Another twinkle. He was irrepressible she thought as he flung open the double barn door and led her into the workshop. This was relatively tidy after the yard. Bang in the middle, lit by the rectangle of light falling in through the open door was a wide-eyed marble angel brooding over a headstone. Sam stood before it, struck by a sense of familiarity stopping short of recognition. She lowered her gaze to read the inscription:

B
ILLY
K
NIPP

taken in his 17th year

sadly missed by his grieving mother

‘“Think what a present thou to God hast sent”

“This the boy they buried yesterday?” she said.

“Yes.

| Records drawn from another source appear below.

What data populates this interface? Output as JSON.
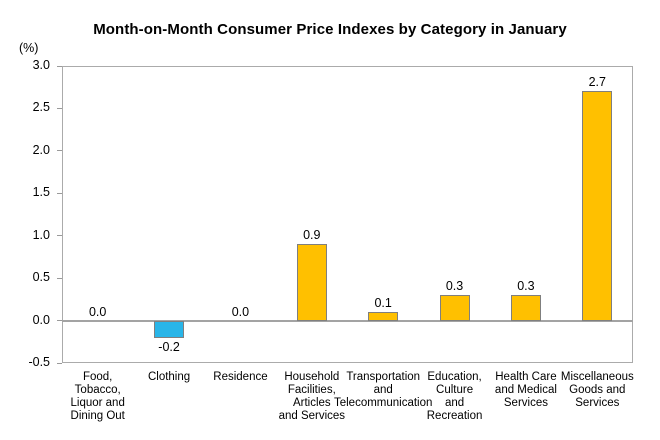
{
  "chart_data": {
    "type": "bar",
    "title": "Month-on-Month Consumer Price Indexes by Category in January",
    "unit_label": "(%)",
    "categories": [
      "Food,\nTobacco,\nLiquor and\nDining Out",
      "Clothing",
      "Residence",
      "Household\nFacilities,\nArticles\nand Services",
      "Transportation\nand\nTelecommunication",
      "Education,\nCulture\nand\nRecreation",
      "Health Care\nand Medical\nServices",
      "Miscellaneous\nGoods and\nServices"
    ],
    "values": [
      0.0,
      -0.2,
      0.0,
      0.9,
      0.1,
      0.3,
      0.3,
      2.7
    ],
    "value_labels": [
      "0.0",
      "-0.2",
      "0.0",
      "0.9",
      "0.1",
      "0.3",
      "0.3",
      "2.7"
    ],
    "ylim": [
      -0.5,
      3.0
    ],
    "ytick_step": 0.5,
    "yticks": [
      "3.0",
      "2.5",
      "2.0",
      "1.5",
      "1.0",
      "0.5",
      "0.0",
      "-0.5"
    ],
    "grid": false,
    "legend": "none",
    "colors": {
      "positive_bar": "#FFC000",
      "negative_bar": "#29B5E8",
      "bar_border": "#7F7F7F",
      "plot_border": "#ABABAB",
      "zero_line": "#A3A3A3",
      "text": "#000000"
    }
  }
}
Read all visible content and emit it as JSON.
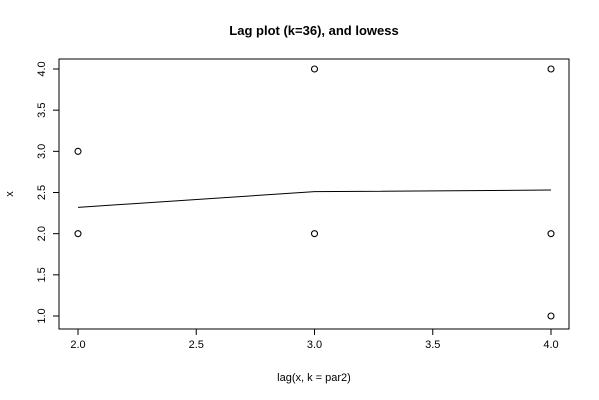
{
  "chart_data": {
    "type": "scatter",
    "title": "Lag plot (k=36), and lowess",
    "xlabel": "lag(x, k = par2)",
    "ylabel": "x",
    "xlim": [
      2.0,
      4.0
    ],
    "ylim": [
      1.0,
      4.0
    ],
    "xticks": [
      "2.0",
      "2.5",
      "3.0",
      "3.5",
      "4.0"
    ],
    "yticks": [
      "1.0",
      "1.5",
      "2.0",
      "2.5",
      "3.0",
      "3.5",
      "4.0"
    ],
    "points": [
      {
        "x": 2.0,
        "y": 3.0
      },
      {
        "x": 2.0,
        "y": 2.0
      },
      {
        "x": 3.0,
        "y": 4.0
      },
      {
        "x": 3.0,
        "y": 2.0
      },
      {
        "x": 4.0,
        "y": 4.0
      },
      {
        "x": 4.0,
        "y": 2.0
      },
      {
        "x": 4.0,
        "y": 1.0
      }
    ],
    "lowess": [
      {
        "x": 2.0,
        "y": 2.32
      },
      {
        "x": 3.0,
        "y": 2.51
      },
      {
        "x": 4.0,
        "y": 2.53
      }
    ],
    "grid": false,
    "legend": "none"
  }
}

Almost done. I’ll be setting it up later.”

“Nice inscription,” she said.

“Milton. If you knew Billy, you might think it a touch ironical.”

He gave her a twinkle as if expecting curiosity about the boy.

Instead she asked, “So what are you, Mr Winander—international artist or village jobbing craftsman, like your ancestors, according to Peter K?”

He was hard to put down.

“From the stuff I see winning the Turner Prize year after year, the latter is the nobler designation. I am proud of the fact that once upon a time round here the Winanders did everything that needed to be done with hammer and chisel and saw and adze. First Winander son was the blacksmith, second the mason, third the carpenter.”

“What did they do with daughters? Stake them out on a hillside?”

“You’ve definitely been reading up on us,” he laughed.

“So what number son are you?”

“I was unique,” he said, “So I had to do it all.”

“Including the wild pranks I read about in the
Guide?”

“Especially the pranks. Seen enough?”

“I reckon.”

As she turned from the memorial she noticed something on the floor concealed by a piece of sacking. She pulled it aside and found herself looking at a reclining nude, half life-size, in some kind of creamy, almost white wood. It was a piece full of energy with the violent chisel marks clearly visible and nothing classical in the pose. It was blatantly sexual, legs splayed, vulva boldly gouged.
Yet it had the same pensive features as the marble angel. And suddenly she knew whose they were.